A couple of years later, after my son was born, I decided to
revisit Paris. I contacted Jérôme via e-mail about something, but never heard
back from him. I went to Paris with my son, and we passed by the apartment on
rue d’Hauteville that Jérôme and I had shared so many years ago.
Back from Paris, I wrote him again – still no response. I
finally located his friend Petit Laurent, who told me the sad news: Jérôme had
passed away at the age of 39, a victim of depression.
“I don’t understand that,” I said to Laurent over the phone.
“He never seemed depressed to me.”
“You caught him at an earlier stage,” was his reply. “Mania
is the flip side of depression.”
To celebrate Jérôme, I recently bought a Pimsleur course in French.

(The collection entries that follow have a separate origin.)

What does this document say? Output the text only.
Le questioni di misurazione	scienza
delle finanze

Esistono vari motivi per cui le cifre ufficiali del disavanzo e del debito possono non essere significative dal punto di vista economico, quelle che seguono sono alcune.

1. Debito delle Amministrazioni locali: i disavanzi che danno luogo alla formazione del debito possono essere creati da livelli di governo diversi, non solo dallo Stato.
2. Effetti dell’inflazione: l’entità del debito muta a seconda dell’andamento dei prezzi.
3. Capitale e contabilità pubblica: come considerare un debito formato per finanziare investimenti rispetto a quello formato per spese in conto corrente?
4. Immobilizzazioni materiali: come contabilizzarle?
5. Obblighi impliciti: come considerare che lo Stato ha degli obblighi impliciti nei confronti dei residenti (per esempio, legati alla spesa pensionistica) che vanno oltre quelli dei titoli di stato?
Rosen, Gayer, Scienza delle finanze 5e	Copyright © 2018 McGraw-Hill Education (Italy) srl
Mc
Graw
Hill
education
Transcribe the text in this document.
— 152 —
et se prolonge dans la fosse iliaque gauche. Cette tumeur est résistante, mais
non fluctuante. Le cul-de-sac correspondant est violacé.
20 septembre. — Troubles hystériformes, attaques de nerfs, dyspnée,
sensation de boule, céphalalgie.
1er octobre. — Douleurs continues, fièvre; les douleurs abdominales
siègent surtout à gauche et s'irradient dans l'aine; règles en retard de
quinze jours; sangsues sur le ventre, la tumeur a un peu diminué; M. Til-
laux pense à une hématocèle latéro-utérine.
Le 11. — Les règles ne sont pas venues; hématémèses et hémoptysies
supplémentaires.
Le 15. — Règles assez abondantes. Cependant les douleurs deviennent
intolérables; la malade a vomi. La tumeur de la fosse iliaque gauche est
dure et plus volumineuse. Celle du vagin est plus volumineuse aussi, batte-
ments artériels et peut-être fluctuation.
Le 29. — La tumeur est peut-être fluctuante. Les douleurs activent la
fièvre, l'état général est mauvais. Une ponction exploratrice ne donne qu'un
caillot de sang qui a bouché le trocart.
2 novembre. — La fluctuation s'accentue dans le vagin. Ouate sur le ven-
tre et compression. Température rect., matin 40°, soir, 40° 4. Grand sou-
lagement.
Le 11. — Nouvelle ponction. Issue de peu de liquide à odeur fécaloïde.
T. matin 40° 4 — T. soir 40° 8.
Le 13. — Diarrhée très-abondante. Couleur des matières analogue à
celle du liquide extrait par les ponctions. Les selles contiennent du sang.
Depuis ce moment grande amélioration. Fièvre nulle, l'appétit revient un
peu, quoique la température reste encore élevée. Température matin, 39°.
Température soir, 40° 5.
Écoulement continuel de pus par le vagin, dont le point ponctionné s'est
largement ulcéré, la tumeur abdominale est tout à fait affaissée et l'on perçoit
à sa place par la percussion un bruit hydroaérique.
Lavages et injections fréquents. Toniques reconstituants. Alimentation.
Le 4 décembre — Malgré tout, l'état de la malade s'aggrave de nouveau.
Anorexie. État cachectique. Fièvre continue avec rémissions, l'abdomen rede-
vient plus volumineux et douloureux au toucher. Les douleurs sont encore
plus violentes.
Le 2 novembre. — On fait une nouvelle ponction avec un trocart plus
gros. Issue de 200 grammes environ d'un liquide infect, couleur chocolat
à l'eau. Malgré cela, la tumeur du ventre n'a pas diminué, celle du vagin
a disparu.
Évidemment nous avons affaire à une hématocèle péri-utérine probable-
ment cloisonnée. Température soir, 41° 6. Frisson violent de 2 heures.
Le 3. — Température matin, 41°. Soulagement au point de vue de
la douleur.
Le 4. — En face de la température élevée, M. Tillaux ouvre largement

My French is rusty, and if you don’t take care, rusty can lead to mental flab.
Last night thus, my son and I sat down on the floor in our living room and
began our French journey together.
“Est-ce que vous parlez français?” said the voice on the CD.
“Est-ce que vous parlez français?” my son and I repeated in
unison.
Jérôme's piano in the apartment on rue d'Hauteville in Paris.